Different communities, particularly SIGMOD and OOPSLA, have experimented with formal processes for evaluating artifacts or reproducibility (and archiving the artifacts). Such processes should recognize the benefits of making research software publicly available so that if it becomes useful to others, they can contribute (e.g. take over a code project even if the original authors are no longer willing/able to do so). This should be encouraged and hopefully become the norm for papers whose contribution rests on software development (especially when the paper itself cannot describe all of the subtleties involved in the implementation). However, often there is no major (short-term) benefit to doing this, since such contributions may not be appreciated by others in proportion to the required work. There is currently little stigma attached to failure to make code or data available for published research, though again this may change as funders impose open-access policies on both code and data. Some scientific journals actually retract papers when the results cannot be reproduced, but this never happens in computer science as far as I know; maybe it should.

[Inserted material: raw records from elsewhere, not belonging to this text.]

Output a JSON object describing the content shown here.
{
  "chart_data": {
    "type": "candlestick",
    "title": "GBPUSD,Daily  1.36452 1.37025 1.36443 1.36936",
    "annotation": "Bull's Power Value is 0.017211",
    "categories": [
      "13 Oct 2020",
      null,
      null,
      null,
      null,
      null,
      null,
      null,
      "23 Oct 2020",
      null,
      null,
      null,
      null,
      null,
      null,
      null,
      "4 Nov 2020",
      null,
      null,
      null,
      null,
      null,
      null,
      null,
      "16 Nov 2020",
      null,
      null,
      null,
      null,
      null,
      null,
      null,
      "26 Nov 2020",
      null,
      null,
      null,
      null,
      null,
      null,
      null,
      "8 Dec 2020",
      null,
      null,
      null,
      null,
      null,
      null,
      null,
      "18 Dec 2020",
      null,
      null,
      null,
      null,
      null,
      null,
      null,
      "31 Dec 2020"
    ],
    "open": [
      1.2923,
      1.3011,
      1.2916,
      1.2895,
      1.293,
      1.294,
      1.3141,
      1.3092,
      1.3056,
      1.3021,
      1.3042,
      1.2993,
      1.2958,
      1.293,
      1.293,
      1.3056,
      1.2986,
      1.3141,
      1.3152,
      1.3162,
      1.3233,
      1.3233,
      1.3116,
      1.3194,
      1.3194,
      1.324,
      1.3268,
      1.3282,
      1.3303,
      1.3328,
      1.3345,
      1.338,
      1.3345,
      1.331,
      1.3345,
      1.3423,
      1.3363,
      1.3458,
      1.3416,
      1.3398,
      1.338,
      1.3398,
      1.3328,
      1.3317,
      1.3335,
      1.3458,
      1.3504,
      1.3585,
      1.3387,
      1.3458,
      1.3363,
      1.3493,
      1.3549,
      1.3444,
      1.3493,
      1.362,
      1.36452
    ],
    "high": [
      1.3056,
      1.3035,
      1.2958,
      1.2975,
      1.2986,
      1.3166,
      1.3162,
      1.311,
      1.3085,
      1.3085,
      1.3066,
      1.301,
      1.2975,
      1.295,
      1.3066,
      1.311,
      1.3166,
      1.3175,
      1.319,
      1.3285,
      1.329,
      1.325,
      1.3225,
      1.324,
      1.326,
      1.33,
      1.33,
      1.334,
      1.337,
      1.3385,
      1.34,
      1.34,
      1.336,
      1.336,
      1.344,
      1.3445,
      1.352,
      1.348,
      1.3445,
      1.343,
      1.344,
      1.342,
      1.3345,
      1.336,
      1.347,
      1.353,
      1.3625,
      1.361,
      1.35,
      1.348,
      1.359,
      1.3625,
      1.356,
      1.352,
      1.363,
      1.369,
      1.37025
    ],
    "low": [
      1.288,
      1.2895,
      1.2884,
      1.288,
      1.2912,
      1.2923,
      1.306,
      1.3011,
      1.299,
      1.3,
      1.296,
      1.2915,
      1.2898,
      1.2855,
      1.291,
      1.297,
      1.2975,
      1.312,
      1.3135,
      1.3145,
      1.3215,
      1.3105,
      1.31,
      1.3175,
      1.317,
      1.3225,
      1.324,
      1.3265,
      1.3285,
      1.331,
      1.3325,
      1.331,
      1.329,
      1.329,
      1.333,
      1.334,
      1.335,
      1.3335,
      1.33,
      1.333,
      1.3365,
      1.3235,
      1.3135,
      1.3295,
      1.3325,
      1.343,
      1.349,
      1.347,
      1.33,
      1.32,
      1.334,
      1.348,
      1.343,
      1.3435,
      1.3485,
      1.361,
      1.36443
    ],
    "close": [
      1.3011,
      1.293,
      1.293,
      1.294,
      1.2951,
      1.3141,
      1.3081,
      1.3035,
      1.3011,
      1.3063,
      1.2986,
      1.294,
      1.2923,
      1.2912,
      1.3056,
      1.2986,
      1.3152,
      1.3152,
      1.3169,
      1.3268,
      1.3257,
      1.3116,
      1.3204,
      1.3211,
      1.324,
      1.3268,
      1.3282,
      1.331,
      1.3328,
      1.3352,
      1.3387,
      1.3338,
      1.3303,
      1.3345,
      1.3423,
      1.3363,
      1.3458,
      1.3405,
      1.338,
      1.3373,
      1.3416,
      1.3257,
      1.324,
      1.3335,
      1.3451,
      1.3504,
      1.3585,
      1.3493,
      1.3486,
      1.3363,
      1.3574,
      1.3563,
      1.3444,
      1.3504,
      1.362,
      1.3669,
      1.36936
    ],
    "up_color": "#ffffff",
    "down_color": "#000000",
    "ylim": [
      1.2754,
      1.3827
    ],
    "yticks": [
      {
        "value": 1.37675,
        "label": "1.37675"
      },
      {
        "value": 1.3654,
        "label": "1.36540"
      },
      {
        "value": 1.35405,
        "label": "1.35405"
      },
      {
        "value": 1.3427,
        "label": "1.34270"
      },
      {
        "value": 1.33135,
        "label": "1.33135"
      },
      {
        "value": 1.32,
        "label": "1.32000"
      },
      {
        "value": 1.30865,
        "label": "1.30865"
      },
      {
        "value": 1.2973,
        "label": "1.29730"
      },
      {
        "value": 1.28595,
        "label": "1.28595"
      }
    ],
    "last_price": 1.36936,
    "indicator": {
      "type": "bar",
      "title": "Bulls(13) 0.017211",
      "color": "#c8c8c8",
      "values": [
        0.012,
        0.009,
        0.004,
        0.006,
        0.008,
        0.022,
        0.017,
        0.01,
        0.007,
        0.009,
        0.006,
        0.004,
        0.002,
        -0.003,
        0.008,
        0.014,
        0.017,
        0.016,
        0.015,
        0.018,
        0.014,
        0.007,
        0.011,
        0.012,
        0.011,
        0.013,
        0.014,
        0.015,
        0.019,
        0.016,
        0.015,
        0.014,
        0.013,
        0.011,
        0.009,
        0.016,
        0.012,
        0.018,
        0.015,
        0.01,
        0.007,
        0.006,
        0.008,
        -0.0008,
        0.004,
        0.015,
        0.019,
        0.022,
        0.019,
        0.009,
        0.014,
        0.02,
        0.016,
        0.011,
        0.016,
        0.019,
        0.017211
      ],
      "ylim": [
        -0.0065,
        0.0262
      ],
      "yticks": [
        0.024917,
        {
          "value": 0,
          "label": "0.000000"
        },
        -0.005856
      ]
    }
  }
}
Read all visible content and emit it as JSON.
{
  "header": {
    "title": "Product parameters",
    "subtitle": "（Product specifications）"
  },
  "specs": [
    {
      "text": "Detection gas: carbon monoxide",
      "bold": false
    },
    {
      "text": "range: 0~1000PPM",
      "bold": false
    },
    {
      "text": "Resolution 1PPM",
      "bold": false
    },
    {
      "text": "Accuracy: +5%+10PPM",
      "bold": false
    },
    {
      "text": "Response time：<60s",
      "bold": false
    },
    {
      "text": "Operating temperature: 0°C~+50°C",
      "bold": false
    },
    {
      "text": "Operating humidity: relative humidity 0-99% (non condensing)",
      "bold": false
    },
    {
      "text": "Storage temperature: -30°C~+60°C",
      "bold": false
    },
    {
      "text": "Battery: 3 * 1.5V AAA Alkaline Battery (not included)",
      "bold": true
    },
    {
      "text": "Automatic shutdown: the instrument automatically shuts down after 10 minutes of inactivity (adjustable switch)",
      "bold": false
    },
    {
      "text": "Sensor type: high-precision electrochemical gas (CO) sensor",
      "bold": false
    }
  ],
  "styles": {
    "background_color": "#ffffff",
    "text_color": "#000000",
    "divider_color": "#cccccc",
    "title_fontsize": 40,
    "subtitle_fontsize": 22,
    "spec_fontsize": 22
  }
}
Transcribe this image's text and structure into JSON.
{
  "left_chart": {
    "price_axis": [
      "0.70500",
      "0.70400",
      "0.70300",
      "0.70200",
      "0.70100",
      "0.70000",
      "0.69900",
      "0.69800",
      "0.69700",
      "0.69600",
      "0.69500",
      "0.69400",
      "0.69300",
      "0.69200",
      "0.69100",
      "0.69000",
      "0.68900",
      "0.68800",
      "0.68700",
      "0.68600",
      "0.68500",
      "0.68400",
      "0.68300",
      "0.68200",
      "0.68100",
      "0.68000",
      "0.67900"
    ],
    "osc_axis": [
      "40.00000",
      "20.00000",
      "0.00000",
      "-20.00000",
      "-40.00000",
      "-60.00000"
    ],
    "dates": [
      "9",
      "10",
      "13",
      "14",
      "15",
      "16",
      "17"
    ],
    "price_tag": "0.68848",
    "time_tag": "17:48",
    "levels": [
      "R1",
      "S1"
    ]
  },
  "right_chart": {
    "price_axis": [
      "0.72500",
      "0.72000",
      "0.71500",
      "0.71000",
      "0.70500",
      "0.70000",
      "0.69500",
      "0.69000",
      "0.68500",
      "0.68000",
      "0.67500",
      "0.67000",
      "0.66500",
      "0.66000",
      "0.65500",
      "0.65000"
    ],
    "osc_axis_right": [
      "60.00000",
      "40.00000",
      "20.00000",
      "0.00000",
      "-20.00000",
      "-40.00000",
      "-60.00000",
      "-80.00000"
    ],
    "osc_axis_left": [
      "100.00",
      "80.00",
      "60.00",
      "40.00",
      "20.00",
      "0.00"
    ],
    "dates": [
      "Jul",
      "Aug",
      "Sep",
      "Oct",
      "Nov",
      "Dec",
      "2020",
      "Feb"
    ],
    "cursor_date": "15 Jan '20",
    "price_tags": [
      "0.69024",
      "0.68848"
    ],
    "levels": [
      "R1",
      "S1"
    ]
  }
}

To summarize, reproducibility is a great goal, and both computer science researchers and other scientists should aspire to it, and there should be more work on how to support development of reproducible software alongside work on provenance for supporting reproducible computations. However, there is no fixed, true definition of reproducibility divorced from transient realities of the computational context: what is reproducible (portable) today may not be tomorrow, in 1 year or 10 or 100. That being the case, I don't believe the cost of indefinitely maintaining research code in the face of arbitrary hardware or software changes is justified, but there is a need for monitoring and clearer guidelines about best to negotiate this tradeoff in a world that does not make it easy. In the longer-term, for software-based research to become reproducible, funders, universities, libraries or journals may need to invest resources in maintaining important research software, and research communities may need to reassess how they assign credit (or disincentivize unprofessional behavior such as that documented in the appendix of Collberg et al.'s paper).